This concept of growing up is harrowing. I pride myself on being a grown up with childlike tendencies. I know when to act like a grown up, most of the time, and I know when to laugh and have fun. But in reality no matter how hard you try you can never avoid growing up. It requires vertical movement of time and the addition of years onto your age. Your stature changes as you mature and click off the next mark on the door jamb with the appropriate date, which proves you have grown an inch since the last measurement. You push your way through the educational system or out of the system and find yourself working or studying at a local university or hanging out with the peeps. But, you're still grown up. As this is a physical manifestation of time, what about the spiritual, mental, conceptual clicking of the secondhand? The growing out part?
I've had the privilege and the wonder to see this new vision of growing out in my children. I had never really thought of it that way, but that defines it much better for me. Growing out makes the world a bit bigger. You can grow a tree in the same small pot, but eventually it reaches it's full potential in that small pot and can no longer thrive. It may stay green, but it will start to look weak, stop producing fruit and just become sad. Amazing what a find you can get on the clearance rack at your local garden center because the plant "looks" dead. All it needs is to grow out. You have to replant from your small environment into the one you're meant to thrive. Leaving room for roots to spread and runners to shoot off and start their own plants here and there.
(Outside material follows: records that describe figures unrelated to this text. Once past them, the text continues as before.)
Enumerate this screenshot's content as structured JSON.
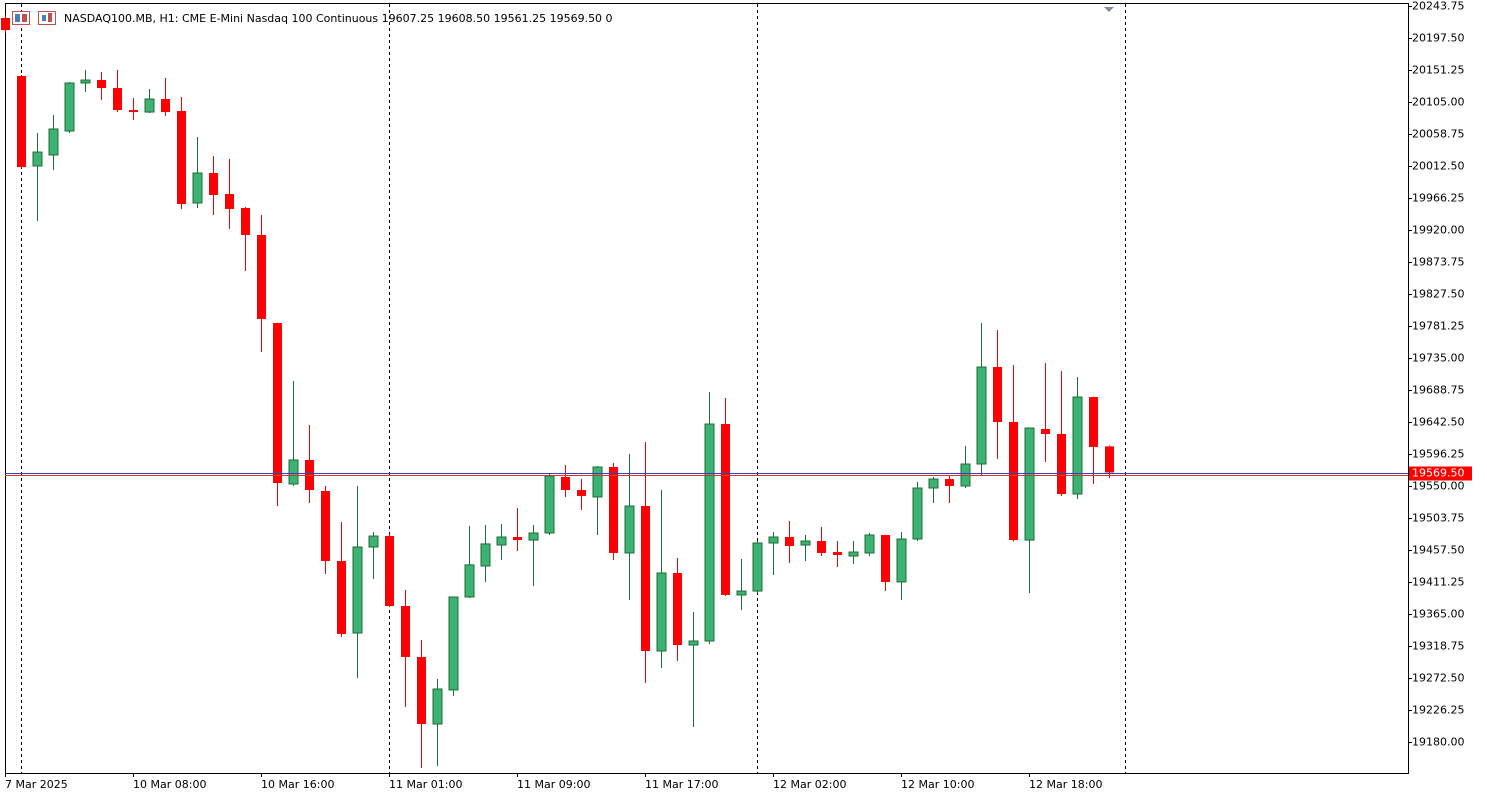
{
  "chart_data": {
    "type": "candlestick",
    "header": "NASDAQ100.MB, H1:  CME E-Mini Nasdaq 100 Continuous  19607.25 19608.50 19561.25 19569.50  0",
    "categories": [
      "7 Mar 2025",
      null,
      null,
      null,
      null,
      null,
      null,
      null,
      "10 Mar 08:00",
      null,
      null,
      null,
      null,
      null,
      null,
      null,
      "10 Mar 16:00",
      null,
      null,
      null,
      null,
      null,
      null,
      null,
      "11 Mar 01:00",
      null,
      null,
      null,
      null,
      null,
      null,
      null,
      "11 Mar 09:00",
      null,
      null,
      null,
      null,
      null,
      null,
      null,
      "11 Mar 17:00",
      null,
      null,
      null,
      null,
      null,
      null,
      null,
      "12 Mar 02:00",
      null,
      null,
      null,
      null,
      null,
      null,
      null,
      "12 Mar 10:00",
      null,
      null,
      null,
      null,
      null,
      null,
      null,
      "12 Mar 18:00",
      null,
      null,
      null,
      null,
      null
    ],
    "open": [
      20226.4,
      20142.6,
      20012.5,
      20028.4,
      20063.1,
      20132.5,
      20136.8,
      20125.2,
      20093.4,
      20090.5,
      20109.3,
      20092.0,
      19959.0,
      20002.4,
      19972.0,
      19951.8,
      19912.8,
      19785.6,
      19552.9,
      19587.6,
      19542.8,
      19441.6,
      19337.5,
      19461.8,
      19477.7,
      19376.6,
      19302.9,
      19206.0,
      19255.2,
      19389.6,
      19434.4,
      19464.7,
      19476.3,
      19471.9,
      19482.1,
      19563.0,
      19544.2,
      19534.1,
      19577.5,
      19453.2,
      19521.1,
      19311.5,
      19424.3,
      19320.2,
      19326.0,
      19639.6,
      19392.5,
      19398.2,
      19467.6,
      19476.3,
      19464.7,
      19470.5,
      19454.6,
      19448.8,
      19453.2,
      19479.2,
      19411.3,
      19473.4,
      19547.1,
      19560.1,
      19550.0,
      19581.8,
      19722.0,
      19642.5,
      19471.9,
      19632.4,
      19625.2,
      19538.4,
      19678.6,
      19607.25
    ],
    "high": [
      20230,
      20144,
      20060.2,
      20086.2,
      20134,
      20151.3,
      20148.4,
      20151.3,
      20110.8,
      20123.8,
      20139.7,
      20112.2,
      20054.4,
      20027.0,
      20022.6,
      19953.3,
      19941.7,
      19786,
      19701.7,
      19638.2,
      19550.0,
      19498.0,
      19550.0,
      19483.5,
      19480.6,
      19399.7,
      19327.4,
      19271.1,
      19390,
      19492.2,
      19493.6,
      19495.1,
      19518.2,
      19493.6,
      19567.3,
      19580.4,
      19560.1,
      19578.9,
      19583.3,
      19596.3,
      19613.6,
      19544.2,
      19446.0,
      19367.9,
      19685.9,
      19677.2,
      19444.5,
      19470.5,
      19483.5,
      19499.4,
      19479.2,
      19490.7,
      19470.5,
      19470.5,
      19482.1,
      19479.2,
      19483.5,
      19555.8,
      19563.0,
      19564.4,
      19607.8,
      19785.6,
      19775.5,
      19724.9,
      19634,
      19727.8,
      19716.2,
      19707.5,
      19679,
      19608.5
    ],
    "low": [
      20205,
      20009,
      19933.0,
      20006.7,
      20060.2,
      20119.5,
      20108.1,
      20090.5,
      20079.0,
      20089.1,
      20084.8,
      19950.4,
      19951.8,
      19941.7,
      19921.4,
      19860.7,
      19743.7,
      19521.1,
      19550.0,
      19525.4,
      19422.8,
      19331.7,
      19272.5,
      19415.6,
      19375.1,
      19230.6,
      19142.4,
      19145.3,
      19246.5,
      19388.2,
      19411.3,
      19443.1,
      19456.1,
      19405.5,
      19479.2,
      19534.1,
      19515.3,
      19479.2,
      19443.1,
      19385.2,
      19265.3,
      19287.0,
      19297.1,
      19201.7,
      19321.6,
      19391.0,
      19370.8,
      19395.3,
      19421.4,
      19438.7,
      19441.6,
      19448.8,
      19433.0,
      19437.2,
      19448.8,
      19398.2,
      19385.2,
      19470.5,
      19525.4,
      19525.4,
      19547.1,
      19564.4,
      19589.0,
      19470,
      19395.3,
      19584.7,
      19535.6,
      19531.2,
      19552.9,
      19561.25
    ],
    "close": [
      20209.0,
      20011.0,
      20032.7,
      20066.0,
      20132.5,
      20136.8,
      20125.2,
      20093.4,
      20090.5,
      20109.3,
      20090.5,
      19957.6,
      20002.4,
      19970.6,
      19950.4,
      19912.8,
      19791.4,
      19554.3,
      19587.6,
      19544.2,
      19441.6,
      19336.1,
      19461.8,
      19477.7,
      19376.6,
      19302.9,
      19206.0,
      19256.6,
      19389.6,
      19436.0,
      19466.3,
      19476.3,
      19471.9,
      19482.1,
      19564.4,
      19544.2,
      19535.6,
      19577.5,
      19453.2,
      19521.1,
      19311.5,
      19424.3,
      19320.2,
      19326.0,
      19639.6,
      19392.5,
      19398.2,
      19467.6,
      19476.3,
      19463.3,
      19470.5,
      19453.2,
      19450.3,
      19454.6,
      19479.2,
      19411.3,
      19473.4,
      19547.1,
      19560.1,
      19550.0,
      19581.8,
      19722.0,
      19642.5,
      19471.9,
      19633.8,
      19625.2,
      19538.4,
      19678.6,
      19606.4,
      19569.5
    ],
    "up_color": "#3cb371",
    "down_color": "#ff0000",
    "last_price": {
      "value": 19569.5,
      "label": "19569.50"
    },
    "ylim": [
      19135.2,
      20248.1
    ],
    "yticks": [
      20243.75,
      {
        "value": 20197.5,
        "label": "20197.50"
      },
      20151.25,
      {
        "value": 20105,
        "label": "20105.00"
      },
      20058.75,
      {
        "value": 20012.5,
        "label": "20012.50"
      },
      19966.25,
      {
        "value": 19920,
        "label": "19920.00"
      },
      19873.75,
      {
        "value": 19827.5,
        "label": "19827.50"
      },
      19781.25,
      {
        "value": 19735,
        "label": "19735.00"
      },
      19688.75,
      {
        "value": 19642.5,
        "label": "19642.50"
      },
      19596.25,
      {
        "value": 19550,
        "label": "19550.00"
      },
      19503.75,
      {
        "value": 19457.5,
        "label": "19457.50"
      },
      19411.25,
      {
        "value": 19365,
        "label": "19365.00"
      },
      19318.75,
      {
        "value": 19272.5,
        "label": "19272.50"
      },
      19226.25,
      {
        "value": 19180,
        "label": "19180.00"
      }
    ]
  }
}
Growing out.
John 15:2
He cuts off every branch in me that bears no fruit, while every branch that does bear fruit he prunes so that it will be even more fruitful.
It's this pruning part that brings us out of our infancy into a world full of fruit bearers and growth, reaching for the sun. As I watch my two older boys planting roots far away from me I become an emotional mess. On one hand I wish I were there to check up on them physically and make sure they had what they needed, pick up the slack, cook them a dinner or two. But then the pendulum swings and a sense of wonder fills my heart with being here and watching them grow out. Hearing how they've moved into the direction of growing out. How each has had their own challenges to meet, decide the course, take action and stay in motion. It brings my heart joy knowing that they desire to be in motion. The challenges haven't grown them up too fast, and haven't squelched the desire to move, but have given them the ability to continue to grow out. Reaching for the Son as guidance hopefully will be their goal.
In observance of my offspring, though, I have realized that I am also still growing out. I've lived in the illusion that once my kids were a certain age that I was pretty much an adult myself and that "growing up" or growing out was pretty much a slowed pace, almost a non existence. But no, I digress. This stage in my life of letting go of the parental in-house control and giving them up to the heavenly hosts to look after has been one of trepidation. But growing out with myself and being able to see how God works in their lives is a sweet front row seat ticket! It's that moment where your aren't dependent on your parents emotionally for growing out, but you grow out in spite of their presence. I still grow out with my mom by my side a lot, but not because I'm dependent of her for my growth, but because she likes the view and I like having her there to lean on for support, but not life support.
So, as the scars remain from the pruning I have experienced, they will remain for my children, as well. But the fruit, as a result of the pruning, tastes ever so sweet and is in such abundance that the scars become a "God and me" badge, one to add to my sash of badges. God knows what's best. He knows where you'll thrive the best. He knows how far away you'll be, but he knows we must continue to grow out. And the only way out is choosing to grow out instead of just growing up.
I hope you enjoy the warmth of the sunshine, the quenching rains, the stretching of your limbs as you continue to grow out.
1 comment:
I like that! "growing out"
You have a beautiful way of expressing those hidden gems in life. Right on!